In the Spring 1975 issue of The Foxfire Magazine, students asked Wilbur Maney, who was then the agricultural extension agent for Rabun County, to identify some of the factors causing farming to pass out of favor as a way of life. Following is his opinion on the subject, beginning with an answer to the question of what was the biggest problem a farmer in Rabun County had to face.

"Rabun County rain. With a slow horse, you can turn an acre . . . well, it takes quite a while . . . and we get eighty or ninety inches of rain, most of it coming around April and May, and you got to have your corn in by May 15 to let it grow good. Even though they had all the time they needed, the weather didn't always cooperate with them. That's it: getting the corn in the ground in the spring and, once it is made, gettin' it out in the fall of the year. You can't go in the field with a mule and a wagon when the wheel goes down a foot deep in the ground in the mud.
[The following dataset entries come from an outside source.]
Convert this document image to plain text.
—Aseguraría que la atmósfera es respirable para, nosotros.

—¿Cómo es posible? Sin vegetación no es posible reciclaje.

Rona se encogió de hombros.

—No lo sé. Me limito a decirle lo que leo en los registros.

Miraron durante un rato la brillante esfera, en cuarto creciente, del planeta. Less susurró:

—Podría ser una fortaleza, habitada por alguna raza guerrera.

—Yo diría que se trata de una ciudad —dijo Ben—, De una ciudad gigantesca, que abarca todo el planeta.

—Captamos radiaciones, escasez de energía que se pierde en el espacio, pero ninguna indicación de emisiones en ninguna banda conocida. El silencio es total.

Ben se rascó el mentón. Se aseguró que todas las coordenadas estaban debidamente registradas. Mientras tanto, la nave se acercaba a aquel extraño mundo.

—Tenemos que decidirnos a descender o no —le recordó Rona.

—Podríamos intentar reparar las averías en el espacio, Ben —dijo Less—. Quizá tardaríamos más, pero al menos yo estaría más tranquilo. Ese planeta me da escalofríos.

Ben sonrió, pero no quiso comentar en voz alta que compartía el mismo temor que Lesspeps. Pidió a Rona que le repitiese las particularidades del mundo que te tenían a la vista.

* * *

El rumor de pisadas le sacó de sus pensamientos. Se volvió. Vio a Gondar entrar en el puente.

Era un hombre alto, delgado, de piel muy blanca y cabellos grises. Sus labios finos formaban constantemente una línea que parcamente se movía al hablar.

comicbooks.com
"When they stopped the open range, that stopped a lot of agriculture. Two things that had an effect on that were the railroad trains and the highway. The train was killin' a lot of animals, and as the insurance companies found out, the animals that the train hit were the best ones in the herd. So the railroad people said, 'Let all these people put these animals in a fence.' And there was no insurance on cars, and the motorists said, 'We are tired of hittin' these animals. If a farmer wants to keep an animal, let him build a fence.'

"Most of the land on Betty's Creek is in grass now - not much farmin.' Once it was all in corn and small grain. Corn is too expensive to grow now. People can make more money doin' other things. Now it cost $110 an acre to grow. That includes fertilizer, seed, labor, and machinery. You get anywhere from 140 to 150 bushels to the acre. Right now, corn is sellin' for $3 a bushel, which would bring you $300 clear profit, but this is the highest corn has been in my lifetime. Usually, corn sold anywhere from $1 to $1.50 a bushel. Back durin' the Depression, I guess a lot of people worked all day for a peck of corn, and it was at one time, the main crop. They fed it to their hogs, gave the shucks to the cows. They used every bit.

"And when there was open range and the hogs could make it on berries and chestnuts and acorns, they could get really fat in the fall of the year 'cause there was a tremendous food supply from the chestnuts alone. But I don't guess there is a

dozen hogs on Betty's Creek now. You have to feed 'em corn, and it isn't worth it. Most people don't like to feed hogs - don't like that odor. And then hog cholera killed most of 'em out in the late thirties.

:Back in those days, they weren't the same type of cattle we've got today. That has all changed, too, over the years. Cattle then could survive on a small amount of feed. The cattle now would starve to death on the open range. Today's cattle are not bred for such. They are raised up to put the feed to 'em, and if they don't get it, they starve.

"People quit keepin' cows because their families aren't so big anymore. As the times changed, people started sellin' the milk they didn't need. Okay, the laws began to change, and they put their milk in five-gallon containers, set it along the side of the road, and a man would come along and haul it to a creamery. Then people began to say, 'Well, this is not the most sanitary thing.' The law said that you've got to keep this in a milk house, keep it cool. Then with electricity came the bulk tank, and they are very expensive. Now only a few people own a cow."